Jon Hiatt, the general counsel for the A.F.L.-C.I.O., said the agreement reached yesterday had addressed those concerns. But he added that labor could not support the bill unless payments for people with asbestos-related diseases were increased and both sides could agree on a mechanism to make sure the trust did not run out of money.
"It's helpful, but it's not going to be the epiphany that Senator Hatch tried to make it out to be because it all depends on the other basic pieces that are inextricably tied together," Mr. Hiatt said.
Prospects for a trust appeared bright during the spring as business groups, insurers and the A.F.L.-C.I.O. agreed that a trust was the best solution to the increase in asbestos lawsuits, which have bankrupted more than 60 companies, some of which were only peripherally related to asbestos manufacturing.
But the negotiations bogged down in May when the business groups and insurers refused to move from their initial offer of a $90 billion fund. That is less than half what they are expected to pay out if existing laws are not changed and probably less than victims now receive, although almost 60 percent of all payments go to plaintiffs' and defense lawyers under the current system. The A.F.L.-C.I.O. has said it thinks the fund must be $130 billion to $170 billion.

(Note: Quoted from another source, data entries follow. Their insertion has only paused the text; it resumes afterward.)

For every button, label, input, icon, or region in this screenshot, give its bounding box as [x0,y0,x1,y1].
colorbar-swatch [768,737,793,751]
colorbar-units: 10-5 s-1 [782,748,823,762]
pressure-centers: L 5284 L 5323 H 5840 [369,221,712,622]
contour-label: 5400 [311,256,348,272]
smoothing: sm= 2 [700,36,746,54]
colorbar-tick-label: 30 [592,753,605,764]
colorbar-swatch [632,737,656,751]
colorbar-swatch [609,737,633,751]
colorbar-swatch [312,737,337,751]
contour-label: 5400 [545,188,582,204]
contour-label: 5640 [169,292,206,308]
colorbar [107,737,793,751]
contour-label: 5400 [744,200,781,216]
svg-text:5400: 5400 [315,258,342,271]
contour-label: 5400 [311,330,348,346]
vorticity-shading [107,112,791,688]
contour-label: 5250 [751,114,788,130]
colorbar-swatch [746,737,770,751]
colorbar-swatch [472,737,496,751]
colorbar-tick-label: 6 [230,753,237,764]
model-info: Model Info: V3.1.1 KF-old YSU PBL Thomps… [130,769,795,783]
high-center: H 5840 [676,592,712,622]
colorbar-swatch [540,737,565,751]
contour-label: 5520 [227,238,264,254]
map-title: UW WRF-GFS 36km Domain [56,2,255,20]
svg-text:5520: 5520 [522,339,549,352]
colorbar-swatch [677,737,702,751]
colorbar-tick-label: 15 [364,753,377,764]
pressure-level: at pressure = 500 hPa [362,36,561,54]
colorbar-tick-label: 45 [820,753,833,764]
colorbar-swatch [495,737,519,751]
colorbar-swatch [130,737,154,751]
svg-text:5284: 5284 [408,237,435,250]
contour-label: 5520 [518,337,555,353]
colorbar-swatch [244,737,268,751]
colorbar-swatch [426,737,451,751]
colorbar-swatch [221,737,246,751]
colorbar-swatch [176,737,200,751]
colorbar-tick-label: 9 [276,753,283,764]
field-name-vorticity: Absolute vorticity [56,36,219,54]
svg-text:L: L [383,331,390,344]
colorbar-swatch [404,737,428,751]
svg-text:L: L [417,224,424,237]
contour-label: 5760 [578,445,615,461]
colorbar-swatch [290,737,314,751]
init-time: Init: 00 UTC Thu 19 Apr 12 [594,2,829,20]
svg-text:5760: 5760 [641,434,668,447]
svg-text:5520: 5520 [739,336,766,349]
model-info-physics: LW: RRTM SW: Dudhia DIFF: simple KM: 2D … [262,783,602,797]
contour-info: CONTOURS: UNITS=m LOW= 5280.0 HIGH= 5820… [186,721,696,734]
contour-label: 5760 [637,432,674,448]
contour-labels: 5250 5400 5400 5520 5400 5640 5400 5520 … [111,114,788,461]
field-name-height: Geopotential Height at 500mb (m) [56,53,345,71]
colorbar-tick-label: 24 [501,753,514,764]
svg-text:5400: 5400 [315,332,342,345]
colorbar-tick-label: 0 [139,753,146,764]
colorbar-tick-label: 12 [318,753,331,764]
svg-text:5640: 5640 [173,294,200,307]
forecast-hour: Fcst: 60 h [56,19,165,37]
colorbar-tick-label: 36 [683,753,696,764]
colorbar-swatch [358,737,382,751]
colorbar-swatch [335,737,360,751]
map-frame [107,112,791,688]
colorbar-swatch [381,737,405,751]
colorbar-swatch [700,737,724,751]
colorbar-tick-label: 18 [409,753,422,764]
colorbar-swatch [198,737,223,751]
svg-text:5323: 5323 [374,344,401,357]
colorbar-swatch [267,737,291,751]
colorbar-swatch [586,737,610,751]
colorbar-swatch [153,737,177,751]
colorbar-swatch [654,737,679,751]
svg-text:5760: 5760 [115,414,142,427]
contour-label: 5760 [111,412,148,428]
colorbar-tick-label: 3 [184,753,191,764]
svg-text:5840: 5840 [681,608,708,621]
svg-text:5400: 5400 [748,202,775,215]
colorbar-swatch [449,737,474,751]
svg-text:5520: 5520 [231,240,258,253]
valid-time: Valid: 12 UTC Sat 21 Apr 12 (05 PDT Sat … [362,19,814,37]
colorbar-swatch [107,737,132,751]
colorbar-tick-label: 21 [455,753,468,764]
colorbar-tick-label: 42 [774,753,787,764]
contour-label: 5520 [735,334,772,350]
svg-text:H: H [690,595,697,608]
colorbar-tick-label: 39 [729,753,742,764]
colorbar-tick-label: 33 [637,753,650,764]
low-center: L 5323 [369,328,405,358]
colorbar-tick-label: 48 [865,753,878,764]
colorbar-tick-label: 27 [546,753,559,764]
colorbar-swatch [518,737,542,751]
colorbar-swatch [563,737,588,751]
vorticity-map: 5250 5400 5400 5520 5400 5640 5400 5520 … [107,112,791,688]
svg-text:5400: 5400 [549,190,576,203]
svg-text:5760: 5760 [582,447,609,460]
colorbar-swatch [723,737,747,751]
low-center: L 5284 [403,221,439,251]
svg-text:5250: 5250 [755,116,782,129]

Unions and Democrats further objected to details of the bill that Mr. Hatch proposed, especially the medical criteria. But businesses and insurers appeared unwilling to make substantive changes, and as June progressed with little action, the outlook for the bill dimmed.
But businesses and insurers have finally accepted that they cannot win bipartisan support, and might not even gain full Republican support, for a bill opposed by unions, people on both sides said. The legislation needs bipartisan support to pass the Senate, where 60 votes are required to overcome a filibuster. There are 51 Republican senators, 48 Democrats and one independent.
Julie Rochman, senior vice president for public affairs at the American Insurance Association, said that the bill "doesn't go anywhere politically" without the A.F.L.-C.I.O. The compromise vastly increases the chances the legislation will pass, she said. "Yesterday, I gave it about a 20 percent chance of passing. Today I'll ratchet it up to 80 percent."